Almost 80 percent of all refugee adolescents are out of school, with girls making up the majority, according to the Malala Fund.

Malala urged donors to provide $2.9 billion by September 2019 to correct the problem.

She said refugee girls were wondering how long they can stay out of school before they are forced into early marriages or child labour.

“They’re hoping for more than survival” she said. “And they have the potential to help rebuild safe, peaceful, prosperous countries, but they can’t do this without education.”

Fighting in Syria, Afghanistan, Burundi and South Sudan has contributed to a record number of people who were uprooted last year, according to the U.N. refugee agency, which estimates there are 21.3 million refugees worldwide, half of them children.

Almost 80 percent of all refugee adolescents are out of school, with girls making up the majority of those excluded from education, according to a report issued by the Malala Fund, which campaigns and fundraises for educational causes.
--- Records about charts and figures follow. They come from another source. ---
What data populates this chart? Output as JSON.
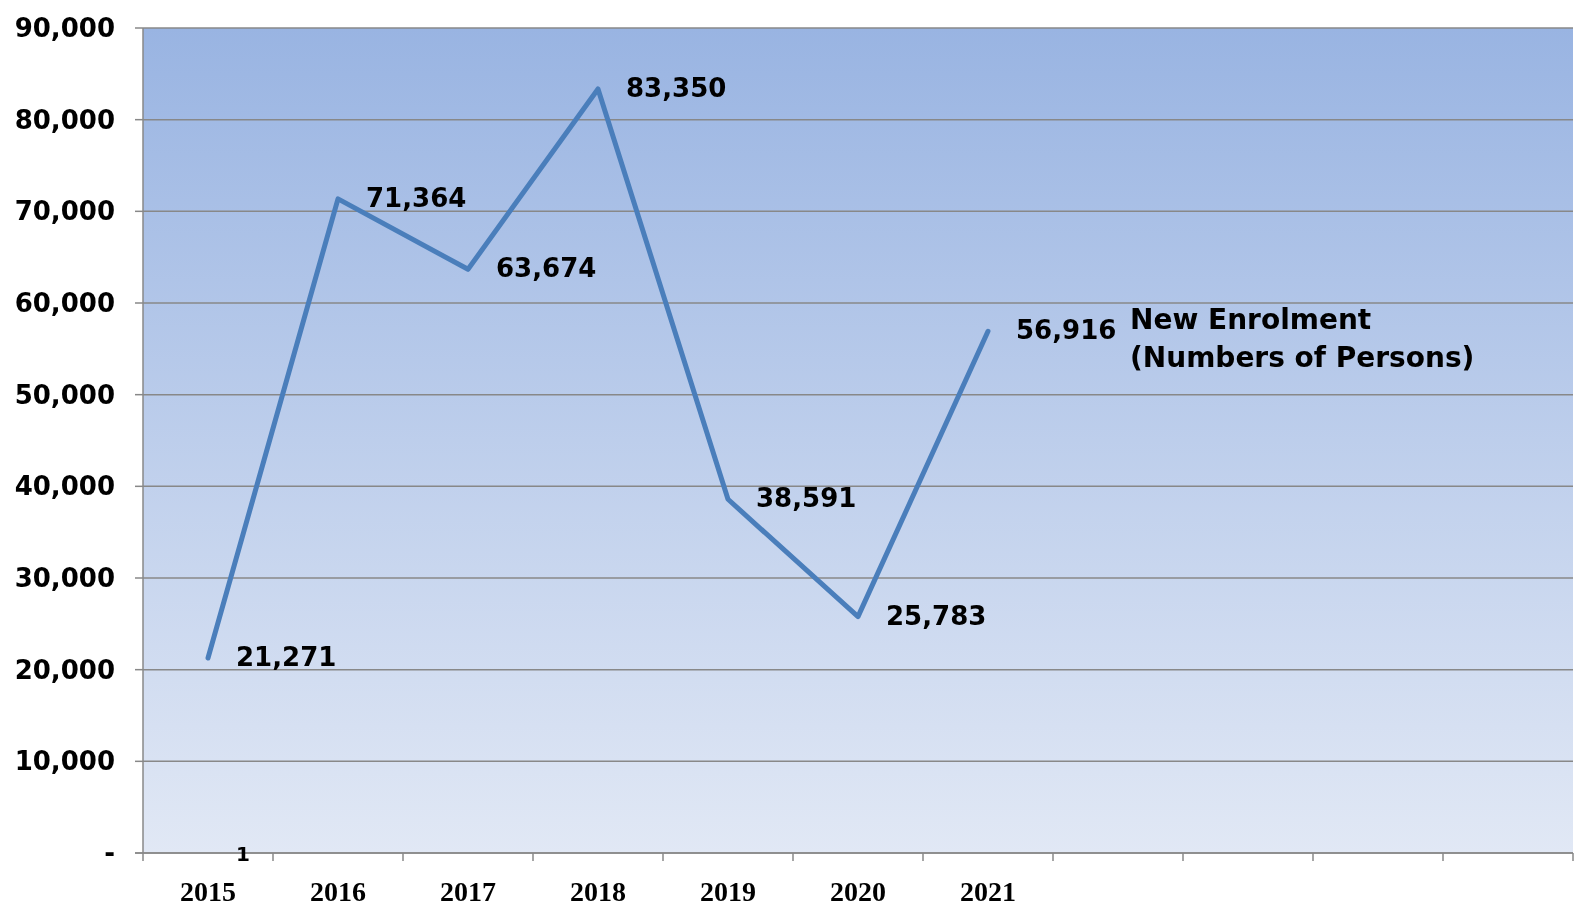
{
  "chart_data": {
    "type": "line",
    "categories": [
      "2015",
      "2016",
      "2017",
      "2018",
      "2019",
      "2020",
      "2021",
      null,
      null,
      null,
      null
    ],
    "series": [
      {
        "name": "New Enrolment\n(Numbers of Persons)",
        "color": "#4a7ebb",
        "values": [
          21271,
          71364,
          63674,
          83350,
          38591,
          25783,
          56916,
          null,
          null,
          null,
          null
        ],
        "value_labels": [
          "21,271",
          "71,364",
          "63,674",
          "83,350",
          "38,591",
          "25,783",
          "56,916",
          null,
          null,
          null,
          null
        ]
      }
    ],
    "ylim": [
      0,
      90000
    ],
    "yticks": [
      {
        "value": 0,
        "label": "-"
      },
      {
        "value": 10000,
        "label": "10,000"
      },
      {
        "value": 20000,
        "label": "20,000"
      },
      {
        "value": 30000,
        "label": "30,000"
      },
      {
        "value": 40000,
        "label": "40,000"
      },
      {
        "value": 50000,
        "label": "50,000"
      },
      {
        "value": 60000,
        "label": "60,000"
      },
      {
        "value": 70000,
        "label": "70,000"
      },
      {
        "value": 80000,
        "label": "80,000"
      },
      {
        "value": 90000,
        "label": "90,000"
      }
    ],
    "grid": "y",
    "marker": "none",
    "line_style": "solid",
    "annotations": [
      "1"
    ]
  }
}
It also blamed donor countries for failing to provide adequate funding for secondary education, and failing to deliver on funding pledges made earlier this year.

The report also criticised wealthy donor countries for diverting resources away from host countries in developing regions, such as Turkey and Lebanon, to meet their own domestic refugee costs.

The report concluded by urging donors to commit to providing $2.9 billion by September 2019 to the Education Cannot Wait Fund, a new body to raise finance for the education of refugee children.